Hard numbers on fatigue and how to protect yourself

The numbers on fatigue are in – and there’s good news and bad. According to the 2021 Major Accident Investigation Report, fatigue-related crashes are at their lowest recorded level. Still, they remain the largest single cause of truck driver deaths.

The National Truck Accident Research Centre (NTARC) has analysed data from insurer NTI’s large loss claims database for the last decade. 

Adam Gibson, transport and logistics risk engineer at NTI, has authored the last six reports. “Over the past decade we’ve seen an improvement in the safety performance of the trucking industry, going from 1.4 deaths per billion tonne-kilometres of freight moved down to 0.9, which is a 36 per cent reduction,” said Gibson.

“That means Australia’s transport industry is one of the safest in the world. That’s a success to be celebrated.”

Gibson adds: “Even though fatigue-related truck crashes are at their lowest recorded level, fatigue remains the single biggest cause of crashes where truck drivers lose their lives.”

The good news is that the overall trend is downwards; after plateauing from 2017 to 2019, the rate of fatigue crashes dropped again, down to eight per cent of all large loss crashes.

However, the report busted some myths about fatigue-related incidents.

Most fatigue crash drivers had more than a decade’s experience 

One ‘myth’ is that fatigue is only a problem for inexperienced drivers who don’t know how to manage their time and alertness. But the report shows that most drivers involved in fatigue crashes have spent more than a decade behind the wheel. 

“They’re on familiar routes doing familiar tasks,” Gibson said.

Fatigue risk is highest between midnight and 6am

The report also shows that the small hours between midnight and 6am are the worst for fatigue crashes. It’s a message that operators have taken onboard.

“We’re seeing fewer drivers doing the extreme hours that were once more common,” Gibson said. 

“We see a lot of operators that now have their trucks parked up from 10pm to 4am.

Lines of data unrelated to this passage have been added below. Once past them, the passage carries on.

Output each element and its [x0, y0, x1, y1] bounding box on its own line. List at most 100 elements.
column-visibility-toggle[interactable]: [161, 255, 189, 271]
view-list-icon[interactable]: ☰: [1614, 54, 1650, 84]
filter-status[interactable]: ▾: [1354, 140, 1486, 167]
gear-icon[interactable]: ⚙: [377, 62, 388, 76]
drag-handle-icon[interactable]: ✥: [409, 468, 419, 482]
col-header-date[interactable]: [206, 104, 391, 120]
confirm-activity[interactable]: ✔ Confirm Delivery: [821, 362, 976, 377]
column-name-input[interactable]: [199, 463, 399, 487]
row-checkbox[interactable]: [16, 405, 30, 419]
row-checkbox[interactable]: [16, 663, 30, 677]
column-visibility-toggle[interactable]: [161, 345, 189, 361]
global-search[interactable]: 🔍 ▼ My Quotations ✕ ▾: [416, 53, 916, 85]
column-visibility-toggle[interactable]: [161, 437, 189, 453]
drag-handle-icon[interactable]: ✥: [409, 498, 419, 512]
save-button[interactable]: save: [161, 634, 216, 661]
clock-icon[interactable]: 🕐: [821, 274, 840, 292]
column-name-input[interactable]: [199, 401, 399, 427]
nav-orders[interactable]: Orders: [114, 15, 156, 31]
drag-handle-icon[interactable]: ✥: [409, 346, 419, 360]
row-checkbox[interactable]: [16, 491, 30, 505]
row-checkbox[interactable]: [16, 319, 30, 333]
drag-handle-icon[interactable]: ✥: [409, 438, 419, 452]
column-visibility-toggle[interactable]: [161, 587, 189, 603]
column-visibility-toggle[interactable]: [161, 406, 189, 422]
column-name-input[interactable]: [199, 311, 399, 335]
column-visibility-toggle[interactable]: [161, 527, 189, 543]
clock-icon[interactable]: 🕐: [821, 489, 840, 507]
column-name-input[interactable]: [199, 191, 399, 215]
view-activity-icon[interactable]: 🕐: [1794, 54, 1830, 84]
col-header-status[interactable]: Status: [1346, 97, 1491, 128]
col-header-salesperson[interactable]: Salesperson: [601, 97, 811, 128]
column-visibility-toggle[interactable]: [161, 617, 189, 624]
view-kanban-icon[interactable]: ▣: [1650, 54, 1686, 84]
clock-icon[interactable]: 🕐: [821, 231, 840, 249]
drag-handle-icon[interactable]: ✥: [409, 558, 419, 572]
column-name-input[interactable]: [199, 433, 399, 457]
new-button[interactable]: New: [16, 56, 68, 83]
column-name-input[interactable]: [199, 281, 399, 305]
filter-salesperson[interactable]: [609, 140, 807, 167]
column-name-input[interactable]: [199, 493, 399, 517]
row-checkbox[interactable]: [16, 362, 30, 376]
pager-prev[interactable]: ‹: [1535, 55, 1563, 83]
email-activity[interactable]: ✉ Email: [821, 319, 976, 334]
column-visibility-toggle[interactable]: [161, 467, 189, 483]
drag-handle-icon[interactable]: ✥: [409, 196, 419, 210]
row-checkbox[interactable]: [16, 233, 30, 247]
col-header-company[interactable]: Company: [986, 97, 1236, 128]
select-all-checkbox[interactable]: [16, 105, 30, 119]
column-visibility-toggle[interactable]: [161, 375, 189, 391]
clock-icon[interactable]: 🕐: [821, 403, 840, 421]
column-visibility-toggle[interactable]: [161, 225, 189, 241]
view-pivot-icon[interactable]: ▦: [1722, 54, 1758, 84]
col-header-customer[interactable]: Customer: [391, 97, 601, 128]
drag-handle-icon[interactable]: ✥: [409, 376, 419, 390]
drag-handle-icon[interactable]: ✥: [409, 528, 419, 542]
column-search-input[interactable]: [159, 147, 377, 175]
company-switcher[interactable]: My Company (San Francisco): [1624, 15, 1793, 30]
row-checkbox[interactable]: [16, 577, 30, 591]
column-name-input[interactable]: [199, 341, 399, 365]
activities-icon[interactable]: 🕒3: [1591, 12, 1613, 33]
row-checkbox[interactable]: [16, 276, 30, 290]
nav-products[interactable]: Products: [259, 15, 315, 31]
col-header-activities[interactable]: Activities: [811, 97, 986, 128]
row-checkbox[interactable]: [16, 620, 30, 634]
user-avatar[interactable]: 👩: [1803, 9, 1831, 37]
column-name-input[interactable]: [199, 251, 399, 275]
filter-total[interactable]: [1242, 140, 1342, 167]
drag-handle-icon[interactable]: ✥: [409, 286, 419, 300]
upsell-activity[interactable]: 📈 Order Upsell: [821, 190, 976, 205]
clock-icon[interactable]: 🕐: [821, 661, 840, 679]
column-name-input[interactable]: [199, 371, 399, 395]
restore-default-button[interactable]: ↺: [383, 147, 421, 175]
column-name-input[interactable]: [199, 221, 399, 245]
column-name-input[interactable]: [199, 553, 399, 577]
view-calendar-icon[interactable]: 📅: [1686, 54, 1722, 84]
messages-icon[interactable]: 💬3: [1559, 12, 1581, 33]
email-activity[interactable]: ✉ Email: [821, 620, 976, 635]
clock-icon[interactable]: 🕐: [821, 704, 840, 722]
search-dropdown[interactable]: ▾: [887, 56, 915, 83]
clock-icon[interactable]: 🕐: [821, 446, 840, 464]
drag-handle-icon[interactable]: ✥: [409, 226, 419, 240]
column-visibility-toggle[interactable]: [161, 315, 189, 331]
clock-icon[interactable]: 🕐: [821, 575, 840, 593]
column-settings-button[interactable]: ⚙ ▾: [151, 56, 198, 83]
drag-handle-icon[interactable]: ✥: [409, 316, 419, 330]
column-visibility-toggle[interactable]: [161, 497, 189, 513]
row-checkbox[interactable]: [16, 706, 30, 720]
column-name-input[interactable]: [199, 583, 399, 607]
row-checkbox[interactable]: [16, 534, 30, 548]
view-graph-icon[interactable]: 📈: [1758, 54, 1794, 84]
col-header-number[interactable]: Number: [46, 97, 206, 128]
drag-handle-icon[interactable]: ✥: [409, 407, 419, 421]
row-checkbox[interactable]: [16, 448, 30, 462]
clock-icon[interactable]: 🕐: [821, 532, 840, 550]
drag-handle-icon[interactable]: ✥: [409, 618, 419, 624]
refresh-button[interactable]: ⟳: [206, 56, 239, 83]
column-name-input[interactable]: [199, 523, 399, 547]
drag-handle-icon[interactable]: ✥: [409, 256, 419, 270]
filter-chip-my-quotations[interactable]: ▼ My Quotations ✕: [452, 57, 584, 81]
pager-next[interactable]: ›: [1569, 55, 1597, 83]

“To those operators, we say ‘thank you’. It’s a wonderful example of the interplay between the report and the industry’s operational practices.”

How to protect yourself

Gibson said there are three key steps you can take to protect yourself against having a fatigue crash.

1. Get good quality sleep

“Caffeine, alcohol, stress and being overweight can all reduce your sleep quality. Getting less than five hours sleep affects your judgment as much as if you have 0.05 per cent blood alcohol.”

2. Use a driver management system (DMS)

“We know they’re controversial, but the simple fact is they save lives. They can help make you a more alert driver and your day-to-day work easier.”

3. Stay off the roads between midnight and 6am

“Check your routes and schedules. If it looks like you’ll be driving past midnight, flag it.”

Gibson said the most important step for any driver is to realise that “fatigue happens to everyone.”

The good news is it’s a problem the industry can fix – starting with a good night’s sleep.